Unifying Low Dimensional Observations in Deep Learning Through the Deep Linear Unconstrained Feature Model
Connall Garrod, Jonathan P. Keating
TL;DR
This work addresses why deep networks exhibit strikingly low-dimensional spectral structures by introducing the Deep Unconstrained Feature Model (UFM) and linking them to Deep Neural Collapse (DNC). It derives analytic expressions for Hessian, gradient, and weight spectra in terms of class-mean features, showing that the layer-wise Hessians have a Kronecker structure with a $K^2$-outlier spectrum and that the full Hessian inherits this structure in deep networks.
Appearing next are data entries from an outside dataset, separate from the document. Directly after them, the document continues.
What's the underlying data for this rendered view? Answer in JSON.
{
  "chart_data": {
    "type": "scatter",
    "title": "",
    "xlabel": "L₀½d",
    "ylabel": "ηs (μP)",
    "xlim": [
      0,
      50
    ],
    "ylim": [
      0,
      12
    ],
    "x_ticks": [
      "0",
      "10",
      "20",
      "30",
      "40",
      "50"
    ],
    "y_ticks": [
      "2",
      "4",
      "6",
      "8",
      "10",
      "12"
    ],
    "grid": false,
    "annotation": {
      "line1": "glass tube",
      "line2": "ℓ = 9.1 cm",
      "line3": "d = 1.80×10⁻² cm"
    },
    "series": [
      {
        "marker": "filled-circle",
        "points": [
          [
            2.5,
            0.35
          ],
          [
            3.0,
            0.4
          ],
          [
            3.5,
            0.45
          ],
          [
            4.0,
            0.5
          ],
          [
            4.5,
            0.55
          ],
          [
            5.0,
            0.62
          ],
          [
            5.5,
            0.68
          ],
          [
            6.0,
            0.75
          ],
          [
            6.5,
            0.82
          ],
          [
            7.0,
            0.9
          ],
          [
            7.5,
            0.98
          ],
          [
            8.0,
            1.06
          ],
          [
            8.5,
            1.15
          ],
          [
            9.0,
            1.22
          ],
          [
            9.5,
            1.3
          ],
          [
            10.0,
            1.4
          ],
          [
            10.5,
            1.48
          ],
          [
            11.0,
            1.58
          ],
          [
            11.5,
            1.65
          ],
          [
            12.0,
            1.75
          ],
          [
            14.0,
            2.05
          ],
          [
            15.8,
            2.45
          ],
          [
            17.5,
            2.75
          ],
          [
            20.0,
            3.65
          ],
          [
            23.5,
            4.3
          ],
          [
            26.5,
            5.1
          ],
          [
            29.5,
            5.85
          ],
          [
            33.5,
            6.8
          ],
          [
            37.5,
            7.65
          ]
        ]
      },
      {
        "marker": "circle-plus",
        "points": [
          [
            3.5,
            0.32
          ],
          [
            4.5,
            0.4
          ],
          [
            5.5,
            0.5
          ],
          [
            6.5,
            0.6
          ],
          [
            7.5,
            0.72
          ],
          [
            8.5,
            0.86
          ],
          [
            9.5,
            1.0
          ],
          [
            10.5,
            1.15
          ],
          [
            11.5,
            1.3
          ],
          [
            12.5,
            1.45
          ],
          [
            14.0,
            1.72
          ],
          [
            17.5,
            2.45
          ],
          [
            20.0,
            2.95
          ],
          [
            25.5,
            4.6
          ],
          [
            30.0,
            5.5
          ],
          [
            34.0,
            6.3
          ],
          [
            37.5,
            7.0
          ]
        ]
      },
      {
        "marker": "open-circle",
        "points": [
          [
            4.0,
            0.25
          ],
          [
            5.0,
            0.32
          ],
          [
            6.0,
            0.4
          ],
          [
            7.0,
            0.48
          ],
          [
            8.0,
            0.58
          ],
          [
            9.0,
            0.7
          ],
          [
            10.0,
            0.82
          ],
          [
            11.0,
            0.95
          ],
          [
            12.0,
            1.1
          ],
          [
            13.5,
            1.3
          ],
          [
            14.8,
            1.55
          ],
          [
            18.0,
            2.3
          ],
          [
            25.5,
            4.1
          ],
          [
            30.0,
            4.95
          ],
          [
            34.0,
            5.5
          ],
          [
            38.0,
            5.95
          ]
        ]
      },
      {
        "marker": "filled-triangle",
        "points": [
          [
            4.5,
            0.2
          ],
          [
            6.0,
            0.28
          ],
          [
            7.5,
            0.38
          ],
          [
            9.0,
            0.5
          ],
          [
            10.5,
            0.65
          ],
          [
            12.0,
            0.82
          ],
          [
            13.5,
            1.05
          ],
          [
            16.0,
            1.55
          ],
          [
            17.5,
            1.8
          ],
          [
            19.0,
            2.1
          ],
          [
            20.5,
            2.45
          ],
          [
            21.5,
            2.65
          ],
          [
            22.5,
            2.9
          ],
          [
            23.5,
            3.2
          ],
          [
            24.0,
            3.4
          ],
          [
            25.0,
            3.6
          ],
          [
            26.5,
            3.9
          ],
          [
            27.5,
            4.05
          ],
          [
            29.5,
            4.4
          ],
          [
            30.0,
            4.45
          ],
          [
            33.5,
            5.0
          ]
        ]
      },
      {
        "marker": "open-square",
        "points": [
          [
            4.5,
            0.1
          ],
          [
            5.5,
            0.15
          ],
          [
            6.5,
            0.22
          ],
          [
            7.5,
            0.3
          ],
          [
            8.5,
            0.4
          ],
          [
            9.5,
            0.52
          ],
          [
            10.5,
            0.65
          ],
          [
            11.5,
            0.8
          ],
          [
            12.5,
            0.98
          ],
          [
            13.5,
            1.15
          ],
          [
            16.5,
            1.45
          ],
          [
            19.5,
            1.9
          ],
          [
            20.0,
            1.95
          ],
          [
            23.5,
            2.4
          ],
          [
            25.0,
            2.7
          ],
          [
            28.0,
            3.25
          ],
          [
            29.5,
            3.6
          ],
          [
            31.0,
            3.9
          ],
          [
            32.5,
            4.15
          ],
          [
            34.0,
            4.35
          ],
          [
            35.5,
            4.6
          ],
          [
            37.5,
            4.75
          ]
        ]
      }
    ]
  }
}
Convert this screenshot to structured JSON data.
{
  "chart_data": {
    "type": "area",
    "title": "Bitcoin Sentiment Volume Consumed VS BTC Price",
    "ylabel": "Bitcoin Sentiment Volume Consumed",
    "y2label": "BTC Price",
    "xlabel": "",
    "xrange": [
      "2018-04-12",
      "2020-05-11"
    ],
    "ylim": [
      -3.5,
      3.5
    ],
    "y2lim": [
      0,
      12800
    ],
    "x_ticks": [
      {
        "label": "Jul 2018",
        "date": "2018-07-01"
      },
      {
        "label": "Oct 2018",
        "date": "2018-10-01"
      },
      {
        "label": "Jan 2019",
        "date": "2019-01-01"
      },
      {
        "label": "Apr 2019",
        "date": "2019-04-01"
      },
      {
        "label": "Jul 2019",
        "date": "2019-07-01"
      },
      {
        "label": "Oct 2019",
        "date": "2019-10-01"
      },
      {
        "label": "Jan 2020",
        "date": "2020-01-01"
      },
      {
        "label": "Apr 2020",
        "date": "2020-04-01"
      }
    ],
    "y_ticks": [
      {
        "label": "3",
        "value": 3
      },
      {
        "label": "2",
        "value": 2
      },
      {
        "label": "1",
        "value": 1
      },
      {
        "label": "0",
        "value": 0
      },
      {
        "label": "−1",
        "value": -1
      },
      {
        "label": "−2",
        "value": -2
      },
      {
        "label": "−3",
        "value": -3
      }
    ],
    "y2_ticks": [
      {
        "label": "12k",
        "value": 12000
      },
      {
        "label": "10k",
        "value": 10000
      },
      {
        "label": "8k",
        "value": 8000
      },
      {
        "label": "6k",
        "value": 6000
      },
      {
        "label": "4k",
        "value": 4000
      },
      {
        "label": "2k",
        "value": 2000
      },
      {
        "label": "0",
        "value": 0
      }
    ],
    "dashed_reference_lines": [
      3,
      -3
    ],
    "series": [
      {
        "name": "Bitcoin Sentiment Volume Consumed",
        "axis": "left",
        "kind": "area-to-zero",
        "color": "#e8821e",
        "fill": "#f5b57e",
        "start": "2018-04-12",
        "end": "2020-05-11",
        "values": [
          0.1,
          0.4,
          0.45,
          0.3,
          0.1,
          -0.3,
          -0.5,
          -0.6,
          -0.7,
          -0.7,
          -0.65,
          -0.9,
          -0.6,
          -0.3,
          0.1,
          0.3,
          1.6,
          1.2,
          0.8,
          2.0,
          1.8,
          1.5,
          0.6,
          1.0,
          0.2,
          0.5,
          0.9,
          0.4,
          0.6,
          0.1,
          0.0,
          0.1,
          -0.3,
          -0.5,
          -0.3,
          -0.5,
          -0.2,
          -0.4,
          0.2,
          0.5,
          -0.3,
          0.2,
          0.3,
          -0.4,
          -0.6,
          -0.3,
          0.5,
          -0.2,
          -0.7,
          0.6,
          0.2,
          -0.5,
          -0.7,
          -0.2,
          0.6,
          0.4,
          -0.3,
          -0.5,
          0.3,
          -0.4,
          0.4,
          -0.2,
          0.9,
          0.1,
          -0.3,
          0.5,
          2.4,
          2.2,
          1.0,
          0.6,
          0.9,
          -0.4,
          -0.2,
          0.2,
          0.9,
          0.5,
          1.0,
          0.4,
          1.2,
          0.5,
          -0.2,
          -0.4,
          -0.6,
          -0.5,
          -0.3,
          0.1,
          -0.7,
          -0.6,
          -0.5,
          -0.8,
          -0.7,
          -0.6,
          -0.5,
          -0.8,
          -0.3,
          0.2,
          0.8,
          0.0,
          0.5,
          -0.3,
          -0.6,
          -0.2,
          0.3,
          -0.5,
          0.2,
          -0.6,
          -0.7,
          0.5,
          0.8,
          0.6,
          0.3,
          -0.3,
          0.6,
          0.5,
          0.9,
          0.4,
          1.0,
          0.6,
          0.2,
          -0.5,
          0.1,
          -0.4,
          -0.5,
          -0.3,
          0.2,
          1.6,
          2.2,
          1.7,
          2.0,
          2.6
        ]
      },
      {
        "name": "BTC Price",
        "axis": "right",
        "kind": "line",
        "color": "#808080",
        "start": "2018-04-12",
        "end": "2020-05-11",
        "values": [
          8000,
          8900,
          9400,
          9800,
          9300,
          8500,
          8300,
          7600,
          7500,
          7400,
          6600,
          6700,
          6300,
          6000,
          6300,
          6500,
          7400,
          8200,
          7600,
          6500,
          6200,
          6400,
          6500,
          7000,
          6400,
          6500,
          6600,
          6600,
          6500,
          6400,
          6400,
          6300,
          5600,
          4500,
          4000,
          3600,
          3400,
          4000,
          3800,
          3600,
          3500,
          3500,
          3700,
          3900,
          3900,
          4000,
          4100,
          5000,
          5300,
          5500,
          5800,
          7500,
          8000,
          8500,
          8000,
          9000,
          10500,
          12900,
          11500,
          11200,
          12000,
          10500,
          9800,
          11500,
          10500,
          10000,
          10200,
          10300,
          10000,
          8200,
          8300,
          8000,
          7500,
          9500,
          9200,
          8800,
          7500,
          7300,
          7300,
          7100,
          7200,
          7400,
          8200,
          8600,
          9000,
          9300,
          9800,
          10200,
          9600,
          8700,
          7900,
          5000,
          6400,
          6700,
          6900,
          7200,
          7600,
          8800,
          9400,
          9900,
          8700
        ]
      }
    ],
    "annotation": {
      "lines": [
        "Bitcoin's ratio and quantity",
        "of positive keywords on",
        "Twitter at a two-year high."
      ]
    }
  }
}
The results extend from linear to ReLU UFMs and hold under both MSE and CE losses (with adjustments), with empirical validation on synthetic UFMs and real networks on MNIST/CIFAR-10. Altogether, DNC provides a unifying theoretical lens for curvature, gradient alignment, and weight structure, with implications for training dynamics and regularization strategies in overparameterized regimes.
Abstract
Empirical studies have revealed low dimensional structures in the eigenspectra of weights, Hessians, gradients, and feature vectors of deep networks, consistently observed across datasets and architectures in the overparameterized regime. In this work, we analyze deep unconstrained feature models (UFMs) to provide an analytic explanation of how these structures emerge at the layerwise level, including the bulk outlier Hessian spectrum and the alignment of gradient descent with the outlier eigenspace. We show that deep neural collapse underlies these phenomena, deriving explicit expressions for eigenvalues and eigenvectors of many deep learning matrices in terms of class feature means. Furthermore, we demonstrate that the full Hessian inherits its low dimensional structure from the layerwise Hessians, and empirically validate our theory in both UFMs and deep networks.